Но нашлись в Калаче жители, которые сочувствовали Троянову и его товарищам. Дождавшись темноты, один из таких переплыл Дон, добрался до штаба нашей части и сообщил о случившемся. Тут же решили помочь спасти жизнь людям, смело бросившим вызов контрреволюции. На этом факте казаки могли еще раз убедиться в том, что в лице Красной Армии они имеют настоящих друзей, готовых прийти на выручку в тяжелую минуту.
Командиру стрелкового батальона Харитону Петушкову (позже его назначили командиром полка) поручили взять сотню кавалеристов, четыре пулемета и организовать налет на Калач с целью освобождения пленников.
Глухой ночью, перед самым рассветом, когда сон морит часовых, мы подползли к окопам противника. Вел нас тот самый казак, который ночью прибыл из города и сообщил о положении отряда Троянова. Красноармейцы бесшумно сняли часовых, подошли вплотную к Калачу и бросились по улицам к сараям. Охрану перебили, пленников посадили на коней.

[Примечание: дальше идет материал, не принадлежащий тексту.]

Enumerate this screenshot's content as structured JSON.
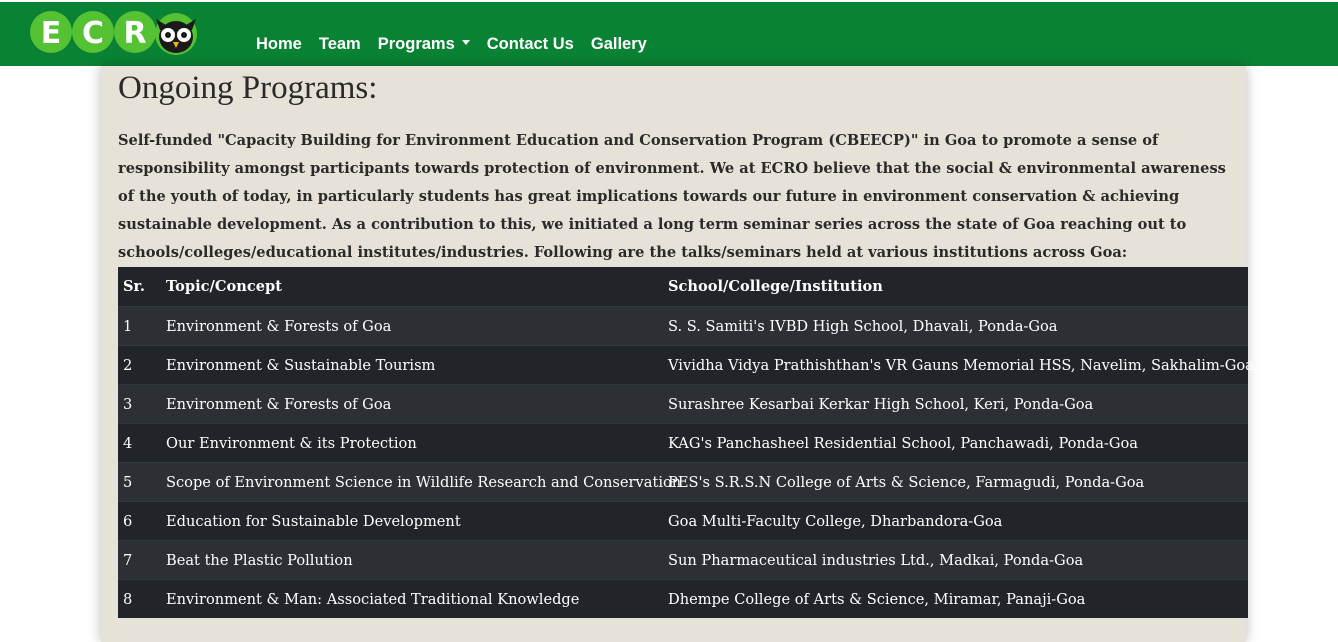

Вызволенных из неволи товарищей поместили в госпиталь. После выздоровления все остались служить в рядах Красной Армии. Лихой, бесстрашный Ананий Троянов впоследствии успешно командовал эскадроном, вступил в большевистскую партию.
В конце июня 1918 года закончилось переформирование наших частей и отрядов. В жесточайших боях с врагом родилась и окрепла ставшая потом знаменитой Морозовско-Донецкая дивизия.
К июлю в дивизию входили:
1-й Донецкий полк — 1500 штыков, под командованием Василия Лысенко, сменившего Стеценко.